The invention relates to a method for determining the age of an oxidation catalyst in an exhaust gas aftertreatment system of an internal combustion engine, a method for detecting ash in a particle filter of an exhaust gas aftertreatment system of an internal combustion engine, a control device, and an internal combustion engine.
Exhaust gas aftertreatment systems for internal combustion engines typically have a particle filter which is provided for cleaning soot particles out of the exhaust gas which is expelled by the internal combustion engine. A load of the particle filter is determined on the basis of a loading model by measuring a differential pressure dropping across the particle filter. If passive regeneration of the particle filter by nitrogen dioxide in the exhaust gas, for example during relatively long operation of the internal combustion engine in the low load range or during idling, is not sufficient, active regeneration of the particle filter is carried out, in particular as a function of the detected load, during which regeneration the soot particles are oxidized. It becomes apparent that the differential pressure level across the particle filter rises slowly in the course of the service life of the exhaust gas aftertreatment system. This rise results from two effects which are independent of one another. On the one hand, ash is increasingly deposited in the particle filter, that is to say components are deposited which cannot be burnt but instead remain permanently in the particle filter and increase the differential pressure level by blocking the particle filter; and on the other hand, aging of an oxidation catalyst which is arranged upstream of the particle filter when viewed in the direction of the exhaust gas flow causes nitrogen dioxide to be formed in the exhaust gas to a relatively low degree. This nitrogen dioxide is typically used as an oxidizing agent in the particle filter in order to be able to oxidize soot particles even in operating states of the internal combustion engine in which the exhaust gas temperature is not sufficient to bring about oxidation as a result of the residual oxygen concentration remaining in the exhaust gas. The nitrogen dioxide concentration which decreases as the aging of the oxidation catalyst progresses gives rise accordingly to reduced regeneration, with the result that the differential pressure level rises as a result of the fact that the particle filter is no longer regenerated to the same degree as in the new state of the oxidation catalyst.
These two effects, specifically the increasing depositing of ash on the particle filter, on the one hand, and the aging of the oxidation catalyst, on the other, cannot be separated from one another solely by differential pressure measurement. Therefore, in principle, it is not possible to determine on the basis of the development of the differential pressure in itself whether merely increasing depositing of ash on the particle filter is present or whether at the same time the oxidation catalyst is also exhibiting aging effects. However, it is therefore also the case that only insufficient correction of the loading model with respect to the rise in the differential pressure level is possible because it is not possible to differentiate between the contributions made by the two effects to the increase in the differential pressure. In order always to be able to reliably determine the loading of the particle filter with soot particles it is, however, necessary, on the one hand, to take into account the degree of depositing of ash on the particle filter and, on the other hand, also to take into account the regeneration of said filter in the loading model.
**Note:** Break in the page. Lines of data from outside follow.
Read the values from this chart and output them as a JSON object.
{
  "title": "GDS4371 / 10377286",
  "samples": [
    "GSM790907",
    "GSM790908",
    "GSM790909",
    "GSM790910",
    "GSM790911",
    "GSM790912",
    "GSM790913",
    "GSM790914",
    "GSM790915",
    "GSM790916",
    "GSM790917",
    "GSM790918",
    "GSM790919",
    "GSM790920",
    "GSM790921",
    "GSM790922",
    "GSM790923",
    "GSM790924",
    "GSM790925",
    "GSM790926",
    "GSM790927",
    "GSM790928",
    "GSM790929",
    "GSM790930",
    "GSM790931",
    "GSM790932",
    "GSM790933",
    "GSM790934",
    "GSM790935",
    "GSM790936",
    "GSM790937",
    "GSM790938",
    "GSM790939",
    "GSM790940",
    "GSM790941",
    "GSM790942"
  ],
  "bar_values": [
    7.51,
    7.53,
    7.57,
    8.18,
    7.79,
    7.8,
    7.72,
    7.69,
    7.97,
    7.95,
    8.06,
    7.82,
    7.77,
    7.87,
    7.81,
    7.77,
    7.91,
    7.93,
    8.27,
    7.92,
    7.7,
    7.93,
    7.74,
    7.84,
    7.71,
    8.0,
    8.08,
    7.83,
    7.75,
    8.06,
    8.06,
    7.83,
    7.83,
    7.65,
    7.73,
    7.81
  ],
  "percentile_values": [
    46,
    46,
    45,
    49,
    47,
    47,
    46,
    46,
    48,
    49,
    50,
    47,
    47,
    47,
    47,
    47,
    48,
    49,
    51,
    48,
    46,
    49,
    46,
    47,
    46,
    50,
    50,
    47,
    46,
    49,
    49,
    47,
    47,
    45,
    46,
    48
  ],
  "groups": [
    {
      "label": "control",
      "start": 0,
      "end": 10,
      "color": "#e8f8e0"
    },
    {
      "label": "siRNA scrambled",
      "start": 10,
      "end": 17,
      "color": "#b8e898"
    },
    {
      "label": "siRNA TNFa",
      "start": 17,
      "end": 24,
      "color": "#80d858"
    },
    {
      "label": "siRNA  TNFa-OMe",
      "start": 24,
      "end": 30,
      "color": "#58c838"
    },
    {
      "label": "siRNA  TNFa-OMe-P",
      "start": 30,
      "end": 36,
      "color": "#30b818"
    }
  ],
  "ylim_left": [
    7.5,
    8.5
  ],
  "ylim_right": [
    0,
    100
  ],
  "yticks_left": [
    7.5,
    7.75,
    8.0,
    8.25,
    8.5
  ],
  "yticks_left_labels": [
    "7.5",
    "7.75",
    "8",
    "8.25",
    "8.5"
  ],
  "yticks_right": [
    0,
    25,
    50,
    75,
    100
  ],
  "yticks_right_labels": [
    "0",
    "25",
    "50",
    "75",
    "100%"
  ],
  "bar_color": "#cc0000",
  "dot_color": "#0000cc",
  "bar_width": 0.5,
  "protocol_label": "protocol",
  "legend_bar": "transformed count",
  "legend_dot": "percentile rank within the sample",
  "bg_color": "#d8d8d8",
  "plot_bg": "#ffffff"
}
Conventional methods for detecting ash are carried out at operating points of the internal combustion engine at which the aging of the oxidation catalyst does not have any effect on the soot burn-off rate in the particle filter, that is to say typically at the rated power of the internal combustion engine and in the case of a high exhaust gas temperature at which the soot particles are oxidized by the residual oxygen concentration in the exhaust gas. It is clear that in this way no information whatsoever about the aging of the oxidation catalyst can be obtained because said aging does not effect the soot burn-off rate at the operating points under consideration. Adapting the loading model to the slowly rising differential pressure level therefore remains necessarily imprecise.